The Refraction Of Light Waves And Laws Of Refraction
In this article, we shall discuss the refraction of the light waves, refraction definition, and the change in the direction of light waves as they travel from one medium to another, for example, from air to glass or vice versa. Additionally, the article will discuss the refraction of light through a rectangular glass block, triangular prism, converging and diverging lenses, and also the dispersion of white light by a triangular glass prism.
At the end of the article, you should be able to:
- Explain how the direction of light changes as it travels from one medium to another.
- Deduce a value of the refractive index of a given material from measurements of angles of incidence and refraction.
- Explain the meanings of critical angle and total internal reflection, stating the conditions under which they occur.
- Establish the relationship between critical angle and refractive index and apply it to the solution of simple problems.
- Trace light rays through a triangular prism and obtain graphically the value of the angle of minimum deviation.
- Obtain the spectrum of white light.
- Trace rays of light through converging and diverging lenses and obtain images due to the rays.
- Derive and use the lens formula to solve simple numerical problems on lenses.
Introduction Definitions: Refraction of Light Waves
When a ray of light travels from one transparent medium to another of different densities, its direction is abruptly changed at the surface separating the two media. This is known as the refraction of the light ray. Thus a light ray appears to bend as it crosses the boundary of two different media.
Refraction is due to the difference in the speed of light in the different media.
Refraction is the bending of a light ray as it crosses the boundary between two media of different densities, thus causing a change in its direction.
The phenomenon of refraction is responsible for the following common observations:
- The bottom of a clear river or pond appears shallower than it really is.
- A rod or spoon appears bent or broken when it is partially immersed in water or any liquid.
- Letters in print seem to be nearer when we place a thick block of glass over them.
Let us consider a ray of light traveling from a medium A to another medium B as it is on the law.
The incident ray PO is the path along which the light travels in the first medium.
The angle of incidence (i) is the angle which the incident ray makes with the normal to the surface at
- The incident ray is refracted as it enters the second medium, and it travels along a path OR. OR is known as the refracted ray. The angle of refraction (r) is the angle between the refracted ray and the normal to the surface at 0.
Observations show that when the light travels from a medium A to a denser medium B, the refracted ray bends towards the normal, and the angle of refraction (r) is, therefore, less than the angle of incidence. Conversely if light travels from a denser to a less dense medium, the refracted ray bends away from the normal and the angle of refraction is more than the angle of incidence.

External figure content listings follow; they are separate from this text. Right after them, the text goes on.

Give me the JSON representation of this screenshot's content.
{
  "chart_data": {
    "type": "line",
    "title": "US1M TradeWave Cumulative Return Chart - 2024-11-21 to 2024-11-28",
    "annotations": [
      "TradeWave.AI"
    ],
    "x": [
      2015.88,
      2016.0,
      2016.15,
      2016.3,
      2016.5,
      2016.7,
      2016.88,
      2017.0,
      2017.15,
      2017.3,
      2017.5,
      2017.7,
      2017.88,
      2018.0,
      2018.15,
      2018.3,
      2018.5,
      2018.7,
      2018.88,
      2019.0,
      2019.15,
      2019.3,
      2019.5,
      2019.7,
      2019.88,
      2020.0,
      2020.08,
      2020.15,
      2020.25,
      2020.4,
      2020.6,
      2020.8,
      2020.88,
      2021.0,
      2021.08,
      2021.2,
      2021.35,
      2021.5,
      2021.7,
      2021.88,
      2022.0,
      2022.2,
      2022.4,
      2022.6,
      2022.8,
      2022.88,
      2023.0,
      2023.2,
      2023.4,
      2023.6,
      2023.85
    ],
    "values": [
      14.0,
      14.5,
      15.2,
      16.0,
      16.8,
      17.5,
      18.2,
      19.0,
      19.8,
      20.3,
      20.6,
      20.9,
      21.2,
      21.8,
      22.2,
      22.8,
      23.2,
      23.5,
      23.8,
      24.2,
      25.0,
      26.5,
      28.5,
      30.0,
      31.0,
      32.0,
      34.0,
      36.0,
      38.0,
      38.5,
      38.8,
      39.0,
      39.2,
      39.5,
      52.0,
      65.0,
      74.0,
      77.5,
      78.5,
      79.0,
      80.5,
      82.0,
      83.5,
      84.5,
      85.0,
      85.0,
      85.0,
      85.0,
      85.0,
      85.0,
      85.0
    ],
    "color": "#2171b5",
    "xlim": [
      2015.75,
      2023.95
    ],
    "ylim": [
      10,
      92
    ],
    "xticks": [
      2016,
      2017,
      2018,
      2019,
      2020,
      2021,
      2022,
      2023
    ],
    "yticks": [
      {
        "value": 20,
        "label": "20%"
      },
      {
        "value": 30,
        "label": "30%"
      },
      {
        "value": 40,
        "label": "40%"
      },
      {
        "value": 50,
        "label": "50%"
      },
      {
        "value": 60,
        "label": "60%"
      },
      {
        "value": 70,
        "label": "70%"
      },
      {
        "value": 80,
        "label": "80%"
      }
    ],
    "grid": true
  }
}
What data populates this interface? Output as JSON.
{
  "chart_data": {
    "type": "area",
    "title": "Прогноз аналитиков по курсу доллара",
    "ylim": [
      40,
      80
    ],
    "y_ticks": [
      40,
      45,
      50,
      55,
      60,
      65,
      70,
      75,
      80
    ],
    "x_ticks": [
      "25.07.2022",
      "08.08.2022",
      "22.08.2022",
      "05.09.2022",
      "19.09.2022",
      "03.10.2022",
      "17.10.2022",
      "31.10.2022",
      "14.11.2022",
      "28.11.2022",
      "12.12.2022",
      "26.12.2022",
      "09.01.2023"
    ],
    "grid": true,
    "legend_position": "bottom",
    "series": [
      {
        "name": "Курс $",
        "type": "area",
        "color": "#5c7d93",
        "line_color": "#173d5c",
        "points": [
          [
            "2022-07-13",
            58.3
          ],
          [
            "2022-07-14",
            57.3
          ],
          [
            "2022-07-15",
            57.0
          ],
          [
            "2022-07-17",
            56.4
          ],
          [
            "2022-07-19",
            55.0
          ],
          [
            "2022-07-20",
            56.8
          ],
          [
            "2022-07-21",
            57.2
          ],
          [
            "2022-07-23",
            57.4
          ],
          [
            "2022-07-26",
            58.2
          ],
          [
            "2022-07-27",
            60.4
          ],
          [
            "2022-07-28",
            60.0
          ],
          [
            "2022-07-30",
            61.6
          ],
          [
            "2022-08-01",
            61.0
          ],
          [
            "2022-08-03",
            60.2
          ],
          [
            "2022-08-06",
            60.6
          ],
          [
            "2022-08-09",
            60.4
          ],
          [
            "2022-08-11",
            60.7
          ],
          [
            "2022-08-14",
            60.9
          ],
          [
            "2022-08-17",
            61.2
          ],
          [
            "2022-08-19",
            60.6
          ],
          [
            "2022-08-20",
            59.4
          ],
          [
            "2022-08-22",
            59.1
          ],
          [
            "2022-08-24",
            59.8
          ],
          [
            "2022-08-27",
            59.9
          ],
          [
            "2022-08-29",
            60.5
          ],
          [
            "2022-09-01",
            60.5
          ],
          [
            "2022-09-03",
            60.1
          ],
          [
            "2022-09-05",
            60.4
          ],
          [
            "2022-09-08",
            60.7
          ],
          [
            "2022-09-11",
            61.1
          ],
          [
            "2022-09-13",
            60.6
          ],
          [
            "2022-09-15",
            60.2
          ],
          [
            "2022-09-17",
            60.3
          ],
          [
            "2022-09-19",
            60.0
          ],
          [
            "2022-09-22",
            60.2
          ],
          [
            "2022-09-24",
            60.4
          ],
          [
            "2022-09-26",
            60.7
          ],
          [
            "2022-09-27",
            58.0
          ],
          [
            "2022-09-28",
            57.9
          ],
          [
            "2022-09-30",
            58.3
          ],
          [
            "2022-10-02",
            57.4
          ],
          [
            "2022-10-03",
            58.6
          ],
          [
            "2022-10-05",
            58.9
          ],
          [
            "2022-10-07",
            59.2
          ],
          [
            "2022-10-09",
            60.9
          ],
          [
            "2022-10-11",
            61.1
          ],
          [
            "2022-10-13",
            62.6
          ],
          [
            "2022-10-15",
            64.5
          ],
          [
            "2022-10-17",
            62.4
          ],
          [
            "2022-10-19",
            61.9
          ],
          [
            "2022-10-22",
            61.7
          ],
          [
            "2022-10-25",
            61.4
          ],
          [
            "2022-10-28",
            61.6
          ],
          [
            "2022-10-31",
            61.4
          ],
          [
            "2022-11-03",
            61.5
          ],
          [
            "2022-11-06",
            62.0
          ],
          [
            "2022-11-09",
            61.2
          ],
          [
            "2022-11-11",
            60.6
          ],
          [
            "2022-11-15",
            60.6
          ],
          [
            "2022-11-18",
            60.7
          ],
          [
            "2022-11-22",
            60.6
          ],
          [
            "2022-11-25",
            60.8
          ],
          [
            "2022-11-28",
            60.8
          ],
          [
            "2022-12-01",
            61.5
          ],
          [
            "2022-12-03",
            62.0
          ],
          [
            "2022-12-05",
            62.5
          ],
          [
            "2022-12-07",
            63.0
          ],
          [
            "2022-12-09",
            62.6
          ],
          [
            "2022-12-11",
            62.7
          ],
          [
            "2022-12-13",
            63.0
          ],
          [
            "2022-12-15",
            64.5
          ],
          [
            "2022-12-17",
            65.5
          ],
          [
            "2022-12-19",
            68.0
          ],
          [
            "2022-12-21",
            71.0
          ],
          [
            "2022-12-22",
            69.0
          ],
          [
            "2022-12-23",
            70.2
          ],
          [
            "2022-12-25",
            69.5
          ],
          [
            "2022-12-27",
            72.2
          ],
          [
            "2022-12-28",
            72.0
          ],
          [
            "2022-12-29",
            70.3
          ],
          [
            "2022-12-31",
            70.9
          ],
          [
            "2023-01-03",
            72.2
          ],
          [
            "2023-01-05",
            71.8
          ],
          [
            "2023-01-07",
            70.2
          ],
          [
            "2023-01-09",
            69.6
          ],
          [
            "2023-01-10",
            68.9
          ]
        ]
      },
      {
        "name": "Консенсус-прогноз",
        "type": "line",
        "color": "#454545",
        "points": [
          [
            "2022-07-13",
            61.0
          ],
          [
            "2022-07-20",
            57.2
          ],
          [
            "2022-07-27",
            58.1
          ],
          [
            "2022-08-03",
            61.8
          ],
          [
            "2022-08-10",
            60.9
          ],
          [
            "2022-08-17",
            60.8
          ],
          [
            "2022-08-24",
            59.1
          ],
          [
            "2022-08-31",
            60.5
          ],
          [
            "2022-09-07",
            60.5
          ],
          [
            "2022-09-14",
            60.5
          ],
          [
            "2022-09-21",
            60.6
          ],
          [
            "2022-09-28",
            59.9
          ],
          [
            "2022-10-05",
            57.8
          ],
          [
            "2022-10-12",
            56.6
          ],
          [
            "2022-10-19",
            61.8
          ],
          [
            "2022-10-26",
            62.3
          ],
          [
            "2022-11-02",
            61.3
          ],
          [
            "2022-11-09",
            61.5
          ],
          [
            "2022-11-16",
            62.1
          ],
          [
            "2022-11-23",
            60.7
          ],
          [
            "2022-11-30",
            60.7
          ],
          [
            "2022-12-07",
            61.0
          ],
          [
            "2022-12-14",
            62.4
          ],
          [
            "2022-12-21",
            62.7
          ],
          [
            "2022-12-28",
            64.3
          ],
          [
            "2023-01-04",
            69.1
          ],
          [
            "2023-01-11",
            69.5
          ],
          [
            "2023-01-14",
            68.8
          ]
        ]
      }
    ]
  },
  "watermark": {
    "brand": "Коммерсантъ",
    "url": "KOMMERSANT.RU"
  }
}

Refraction Through Rectangular Glass Block
We can study the refraction of light at the air-glass boundary using a rectangular block. A thick rectangular glass block, ABCD, is placed horizontally on a thick sheet of paper and the outline of the glass block is drawn with a pencil. A light ray from a ray-box is shone onto the glass surface AB along a line PO inclined at an acute angle to the normal ON. The ray is refracted in the glass slab and emerges from the side CD, along a line RS. The glass block is then removed and the line OR representing the path of the light ray in the glass is drawn. The line RS is found to be parallel to the line PO.

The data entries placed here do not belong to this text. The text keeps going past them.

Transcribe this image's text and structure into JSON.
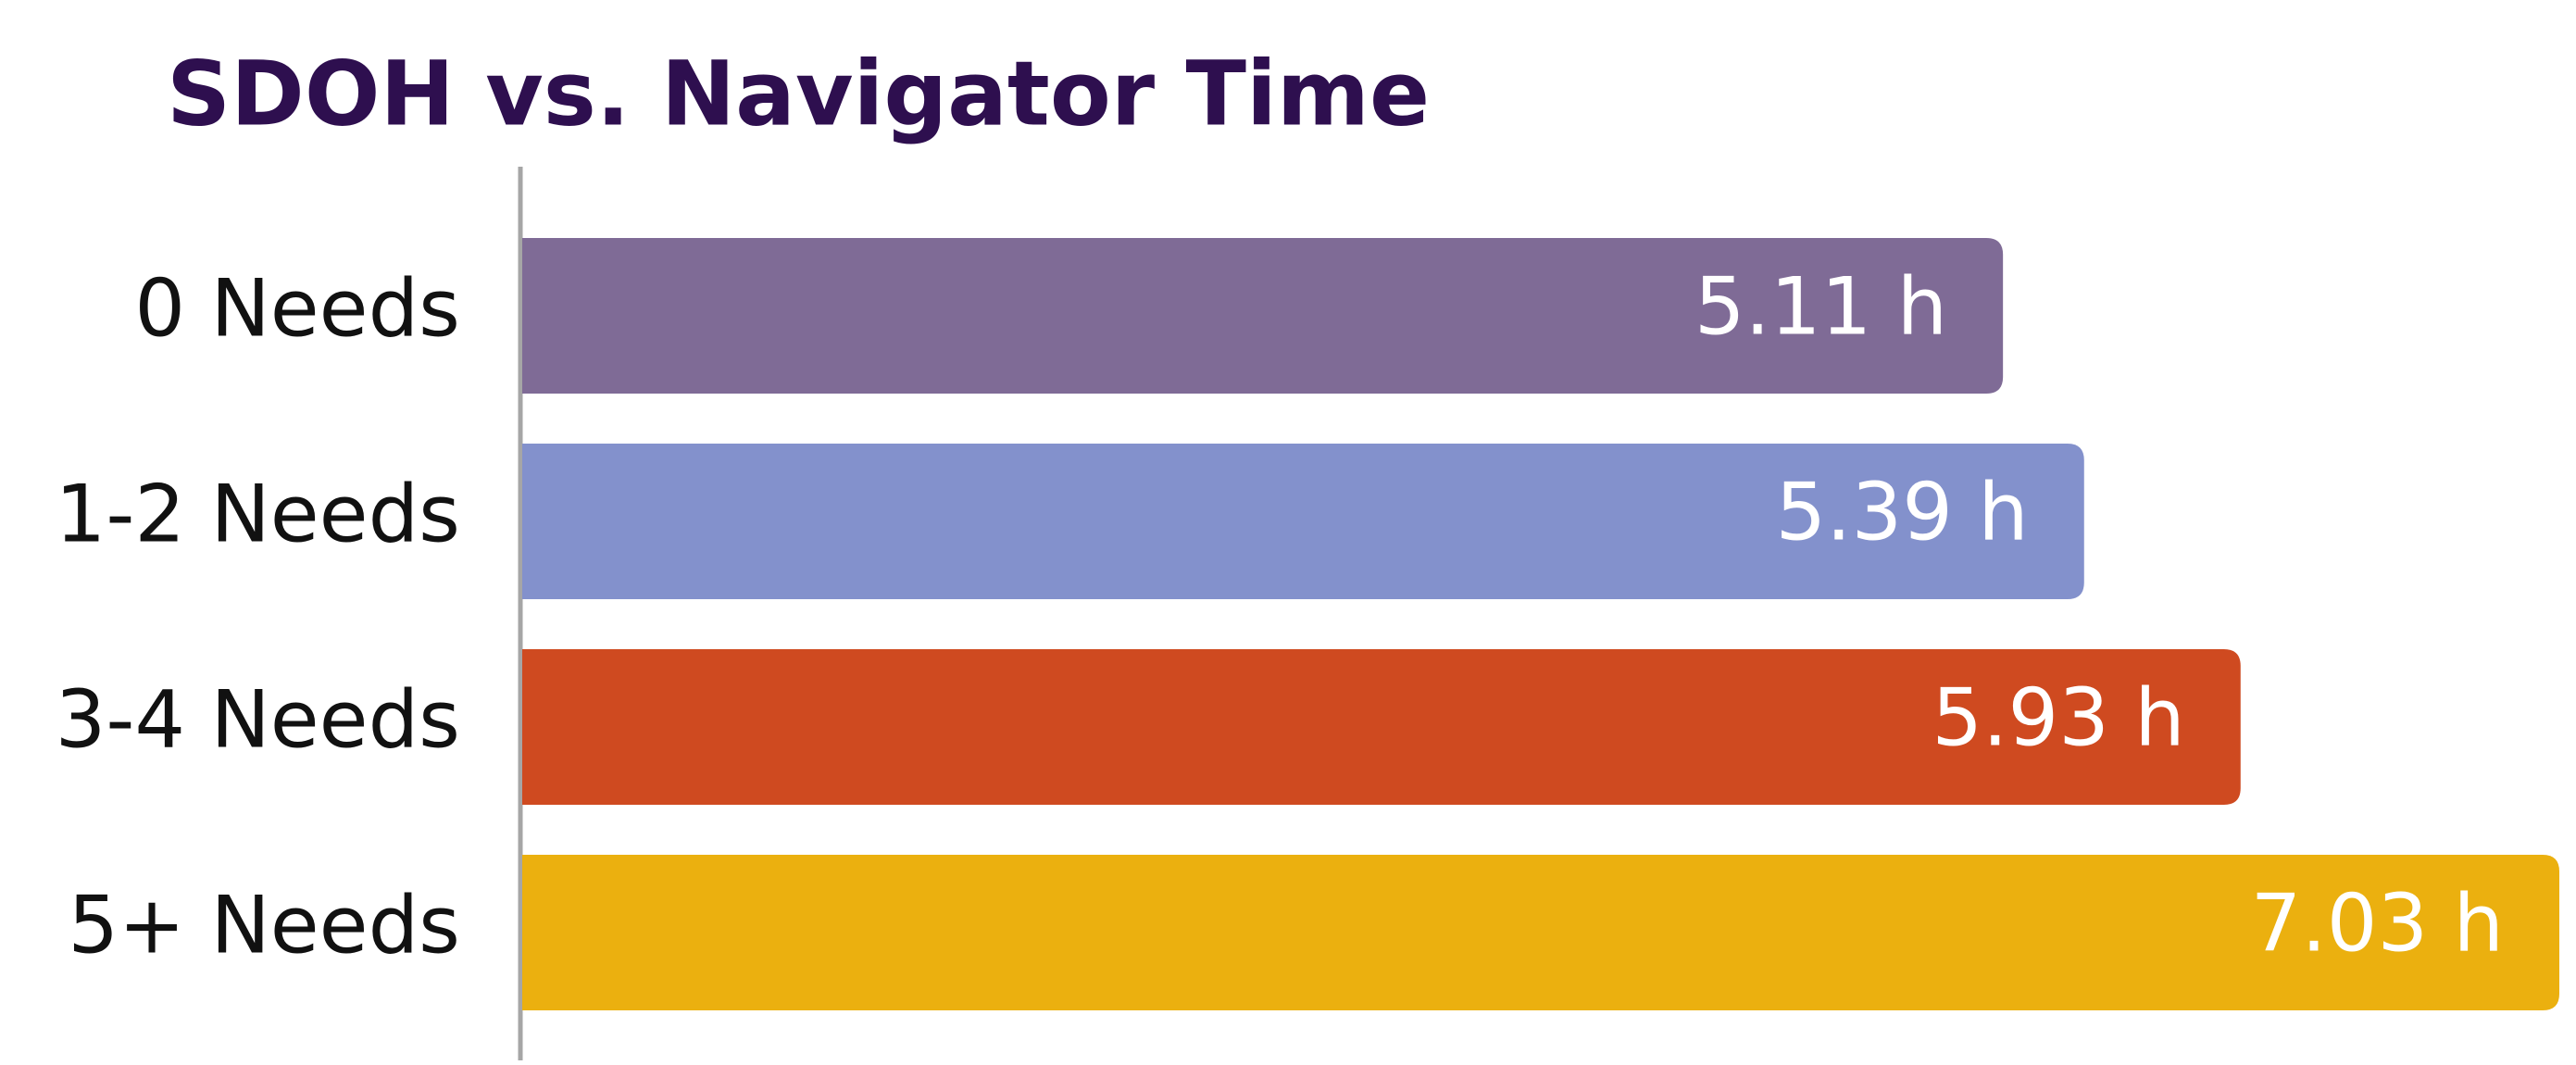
{
  "chart_data": {
    "type": "bar",
    "orientation": "horizontal",
    "title": "SDOH vs. Navigator Time",
    "title_color": "#2e0f4f",
    "categories": [
      "0 Needs",
      "1-2 Needs",
      "3-4 Needs",
      "5+ Needs"
    ],
    "values": [
      5.11,
      5.39,
      5.93,
      7.03
    ],
    "value_labels": [
      "5.11 h",
      "5.39 h",
      "5.93 h",
      "7.03 h"
    ],
    "colors": [
      "#7f6b96",
      "#8391cc",
      "#cf4a20",
      "#ebb00f"
    ]
  }
}
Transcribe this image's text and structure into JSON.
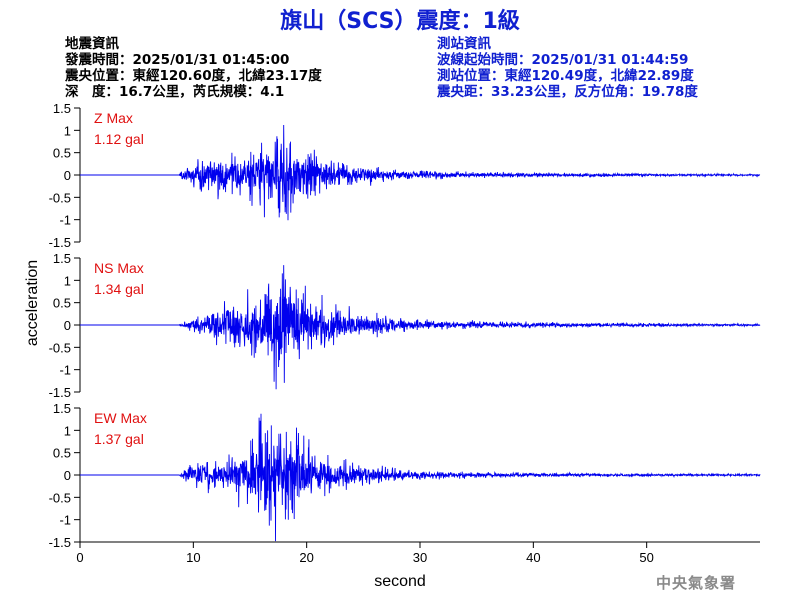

PO is known as the incident ray OR is the refracted ray and RS is the emergent ray. The angle (i) between the incident ray and the normal at O is the angle of incidence. The angle (r) between the refracted ray OR and the normal at O is the angle of refraction. The angle (e) between the emergent ray RS and the normal at R is the angle of emergence.
If the incident ray is along the normal NO, that is, at an angle of 90° to the side AB, (i = 0) it passes straight through the glass emerging on the face CD without change of direction.
Laws of Refraction
There are two laws governing the refraction of light.
- The incident ray, the refracted ray, and the normal at the point of incidence all lie on the same plane.
- The ratio of the sine of the angle of incidence to the sine of the angle of refraction is a constant for a given pair of media
The second law of refraction is known as Snell’s law:
Sin i /sin r = n, a constant for a given pair of media.
The constant n, is known as the refractive index of the second medium with respect to the first medium. It is a number that gives a measure of refraction or bending of light as it travels from one medium to another. If the light is traveling from air to glass, the refractive index of glass is given by
ang = sine of the angle of incidence in air/sine of the angle of refraction in glass
If light travels from glass to air then the refractive index gna is given by
gna = sine of the angle of incidence in glass/sine of the angle of refraction in air
From the principle of the reversibility of light we have that:
ang = 1/gna
Since refraction is due to the change in the speed of light as it travels from one medium to another, the refractive index is also given by;
ang = Speed of light in the air (vacuum)/speed of light in the glass.
To Verify Snell’s Law of refraction
We can verify Snell’s law using a rectangular glass block. The block is placed on a sheet of paper and its outline is marked by a pencil. Lines such as PO are drawn making angles of 30°, 40°, 50°, 60°, and 70° with the normal ON. A single ray of light from a ray box is directed along PO and the emergent ray ST is marked with a pencil.